Malam ini jogja hujan, ya hujan. Menyenangkan ketika kita diberi kesempatan untuk berhujan-hujan seperti masa-masa kecil dahulu. Tapi apa daya, meringkuk dirumah sendirian karena keluargaku pergi ketempat saudara, gak bisa menikmati deras titik-titik air yang turun. Yang pasti aku masih bisa menikmatinya dengan cara lain.

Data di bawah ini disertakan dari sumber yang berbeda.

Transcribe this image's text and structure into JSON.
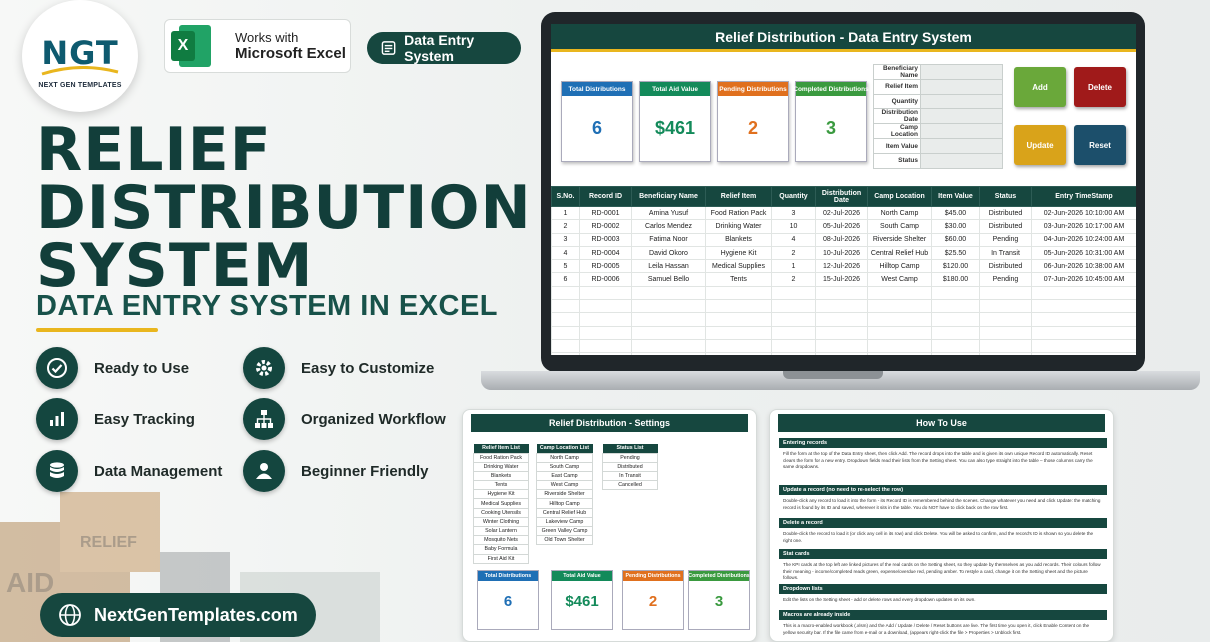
{
  "brand": {
    "logo_text": "NGT",
    "logo_subtitle": "NEXT GEN TEMPLATES",
    "excel_line1": "Works with",
    "excel_line2": "Microsoft Excel",
    "excel_glyph": "X",
    "pill": "Data Entry System",
    "website": "NextGenTemplates.com",
    "accent": "#e9b61e",
    "primary": "#16473f"
  },
  "hero": {
    "line1": "RELIEF",
    "line2": "DISTRIBUTION",
    "line3": "SYSTEM",
    "subtitle": "DATA ENTRY SYSTEM IN EXCEL"
  },
  "features": [
    {
      "label": "Ready to Use",
      "icon": "check-circle-icon"
    },
    {
      "label": "Easy to Customize",
      "icon": "gear-icon"
    },
    {
      "label": "Easy Tracking",
      "icon": "bar-chart-icon"
    },
    {
      "label": "Organized Workflow",
      "icon": "org-chart-icon"
    },
    {
      "label": "Data Management",
      "icon": "database-icon"
    },
    {
      "label": "Beginner Friendly",
      "icon": "user-icon"
    }
  ],
  "sheet": {
    "title": "Relief Distribution - Data Entry System",
    "kpis": [
      {
        "label": "Total Distributions",
        "value": "6",
        "color": "#1f6fb5"
      },
      {
        "label": "Total Aid Value",
        "value": "$461",
        "color": "#138a5a"
      },
      {
        "label": "Pending Distributions",
        "value": "2",
        "color": "#e0701e"
      },
      {
        "label": "Completed Distributions",
        "value": "3",
        "color": "#3a9a3f"
      }
    ],
    "form_labels": [
      "Beneficiary Name",
      "Relief Item",
      "Quantity",
      "Distribution Date",
      "Camp Location",
      "Item Value",
      "Status"
    ],
    "buttons": {
      "add": "Add",
      "delete": "Delete",
      "update": "Update",
      "reset": "Reset"
    },
    "columns": [
      "S.No.",
      "Record ID",
      "Beneficiary Name",
      "Relief Item",
      "Quantity",
      "Distribution Date",
      "Camp Location",
      "Item Value",
      "Status",
      "Entry TimeStamp"
    ],
    "rows": [
      [
        "1",
        "RD-0001",
        "Amina Yusuf",
        "Food Ration Pack",
        "3",
        "02-Jul-2026",
        "North Camp",
        "$45.00",
        "Distributed",
        "02-Jun-2026 10:10:00 AM"
      ],
      [
        "2",
        "RD-0002",
        "Carlos Mendez",
        "Drinking Water",
        "10",
        "05-Jul-2026",
        "South Camp",
        "$30.00",
        "Distributed",
        "03-Jun-2026 10:17:00 AM"
      ],
      [
        "3",
        "RD-0003",
        "Fatima Noor",
        "Blankets",
        "4",
        "08-Jul-2026",
        "Riverside Shelter",
        "$60.00",
        "Pending",
        "04-Jun-2026 10:24:00 AM"
      ],
      [
        "4",
        "RD-0004",
        "David Okoro",
        "Hygiene Kit",
        "2",
        "10-Jul-2026",
        "Central Relief Hub",
        "$25.50",
        "In Transit",
        "05-Jun-2026 10:31:00 AM"
      ],
      [
        "5",
        "RD-0005",
        "Leila Hassan",
        "Medical Supplies",
        "1",
        "12-Jul-2026",
        "Hilltop Camp",
        "$120.00",
        "Distributed",
        "06-Jun-2026 10:38:00 AM"
      ],
      [
        "6",
        "RD-0006",
        "Samuel Bello",
        "Tents",
        "2",
        "15-Jul-2026",
        "West Camp",
        "$180.00",
        "Pending",
        "07-Jun-2026 10:45:00 AM"
      ]
    ]
  },
  "settings": {
    "title": "Relief Distribution - Settings",
    "lists": [
      {
        "header": "Relief Item List",
        "items": [
          "Food Ration Pack",
          "Drinking Water",
          "Blankets",
          "Tents",
          "Hygiene Kit",
          "Medical Supplies",
          "Cooking Utensils",
          "Winter Clothing",
          "Solar Lantern",
          "Mosquito Nets",
          "Baby Formula",
          "First Aid Kit"
        ]
      },
      {
        "header": "Camp Location List",
        "items": [
          "North Camp",
          "South Camp",
          "East Camp",
          "West Camp",
          "Riverside Shelter",
          "Hilltop Camp",
          "Central Relief Hub",
          "Lakeview Camp",
          "Green Valley Camp",
          "Old Town Shelter"
        ]
      },
      {
        "header": "Status List",
        "items": [
          "Pending",
          "Distributed",
          "In Transit",
          "Cancelled"
        ]
      }
    ],
    "kpis": [
      {
        "label": "Total Distributions",
        "value": "6"
      },
      {
        "label": "Total Aid Value",
        "value": "$461"
      },
      {
        "label": "Pending Distributions",
        "value": "2"
      },
      {
        "label": "Completed Distributions",
        "value": "3"
      }
    ]
  },
  "howto": {
    "title": "How To Use",
    "sections": [
      {
        "heading": "Entering records",
        "body": "Fill the form at the top of the Data Entry sheet, then click Add. The record drops into the table and is given its own unique Record ID automatically. Reset clears the form for a new entry. Dropdown fields read their lists from the Setting sheet. You can also type straight into the table – those columns carry the same dropdowns."
      },
      {
        "heading": "Update a record (no need to re-select the row)",
        "body": "Double-click any record to load it into the form - its Record ID is remembered behind the scenes. Change whatever you need and click Update: the matching record is found by its ID and saved, wherever it sits in the table. You do NOT have to click back on the row first."
      },
      {
        "heading": "Delete a record",
        "body": "Double-click the record to load it (or click any cell in its row) and click Delete. You will be asked to confirm, and the record's ID is shown so you delete the right one."
      },
      {
        "heading": "Stat cards",
        "body": "The KPI cards at the top left are linked pictures of the real cards on the Setting sheet, so they update by themselves as you add records. Their colours follow their meaning - income/completed reads green, expense/overdue red, pending amber. To restyle a card, change it on the Setting sheet and the picture follows."
      },
      {
        "heading": "Dropdown lists",
        "body": "Edit the lists on the Setting sheet - add or delete rows and every dropdown updates on its own."
      },
      {
        "heading": "Macros are already inside",
        "body": "This is a macro-enabled workbook (.xlsm) and the Add / Update / Delete / Reset buttons are live. The first time you open it, click Enable Content on the yellow security bar. If the file came from e-mail or a download, (appears right-click the file > Properties > Unblock first."
      }
    ]
  }
}
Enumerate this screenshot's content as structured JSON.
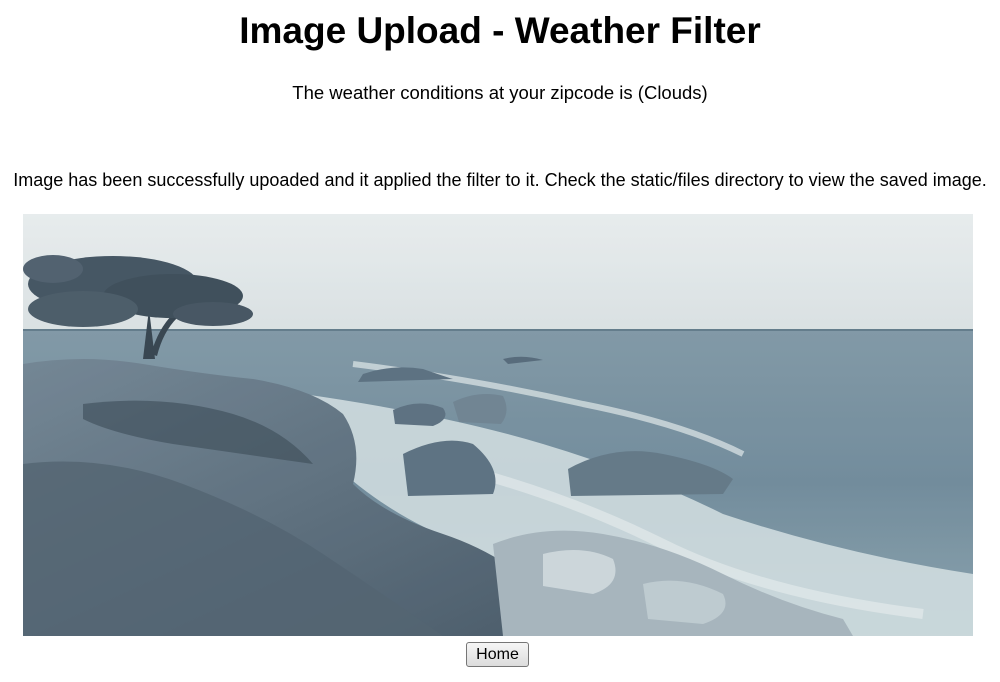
{
  "page": {
    "title": "Image Upload - Weather Filter",
    "weather_text": "The weather conditions at your zipcode is (Clouds)",
    "status_text": "Image has been successfully upoaded and it applied the filter to it. Check the static/files directory to view the saved image.",
    "home_button_label": "Home"
  },
  "image": {
    "subject": "coastal-seascape-photo",
    "filter": "Clouds",
    "tint_color": "#8ea1ad"
  }
}
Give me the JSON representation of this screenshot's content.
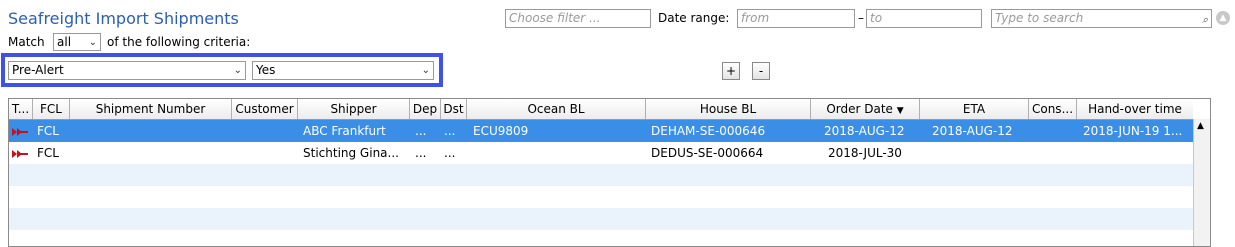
{
  "header": {
    "title": "Seafreight Import Shipments"
  },
  "filters": {
    "choose_filter_placeholder": "Choose filter ...",
    "date_range_label": "Date range:",
    "date_from_placeholder": "from",
    "date_dash": "–",
    "date_to_placeholder": "to",
    "search_placeholder": "Type to search"
  },
  "criteria": {
    "match_label": "Match",
    "match_value": "all",
    "suffix_label": "of the following criteria:",
    "field_value": "Pre-Alert",
    "condition_value": "Yes",
    "add_label": "+",
    "remove_label": "-"
  },
  "table": {
    "columns": [
      "T...",
      "FCL",
      "Shipment Number",
      "Customer",
      "Shipper",
      "Dep",
      "Dst",
      "Ocean BL",
      "House BL",
      "Order Date",
      "ETA",
      "Cons...",
      "Hand-over time"
    ],
    "sort_indicator": "▼",
    "rows": [
      {
        "fcl": "FCL",
        "shipment": "",
        "customer": "",
        "shipper": "ABC Frankfurt",
        "dep": "...",
        "dst": "...",
        "ocean_bl": "ECU9809",
        "house_bl": "DEHAM-SE-000646",
        "order_date": "2018-AUG-12",
        "eta": "2018-AUG-12",
        "cons": "",
        "handover": "2018-JUN-19 1..."
      },
      {
        "fcl": "FCL",
        "shipment": "",
        "customer": "",
        "shipper": "Stichting Gina...",
        "dep": "...",
        "dst": "...",
        "ocean_bl": "",
        "house_bl": "DEDUS-SE-000664",
        "order_date": "2018-JUL-30",
        "eta": "",
        "cons": "",
        "handover": ""
      }
    ]
  },
  "colors": {
    "selected_row": "#3a8ee6",
    "alt_row": "#eaf3fb",
    "title": "#2a5fb4",
    "highlight_border": "#3f51e6",
    "arrow_icon": "#c0141b"
  }
}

Kubuka jendela kamarku, kudengar suara hujan turun bersama segelas teh hangat berharap lain kali hujan masih turun seperti ini dan aku bisa menikmatinya dengan lebih lagi.
Masih ditemani rintik-rintik hujan yang mungkin sebentar lagi usai dan segelas teh hangat yang belum habis mari kita menulis lagi sebelum hujan benar-benar berhenti.
Disini...
Dimana balada hujan pelan makin merdu, dalam deru.
Kita menyusuri kedangkalan bumi,
Dimana dengan angkuh aku merajut untaian kata demi kata.
Rumit bagai labirin, sebagaimana masa lalu yang selalu kita ingat.
"kau", "aku", hanyalah kata ganti yang dipakai miliaran manusia,
dan puisi ini hanyalah perumpamaan kosong yang segera terlupakan.
Adakah hujan yang dulu menyatukan "kau", "aku", jadi "kita"?
Mungkin saja seperti itu.
Dalam liriknya yang lantun sopan menggubah "kita" menjadi cinta.
Sebagaimana mestinya, masa lalu yang selalu kita ingat.
Hujan setitik demi setitik.
Malam ini dia memainkan nadanya dengan ragu.
Seakan malu memainkan lagu kesukaanmu
Pada akhirnya dingin menerpa.
Kututup jendela kamarku.
Dan aku mencoba tidur
Berselimut senyum kecilmu
yang masih hangat seperti teh yang masih kunikmati.
Peri kecilku, kalau kamu masih terjaga segeralah tidur. Besok masih banyak tanggung jawab yang mesti dilakukan.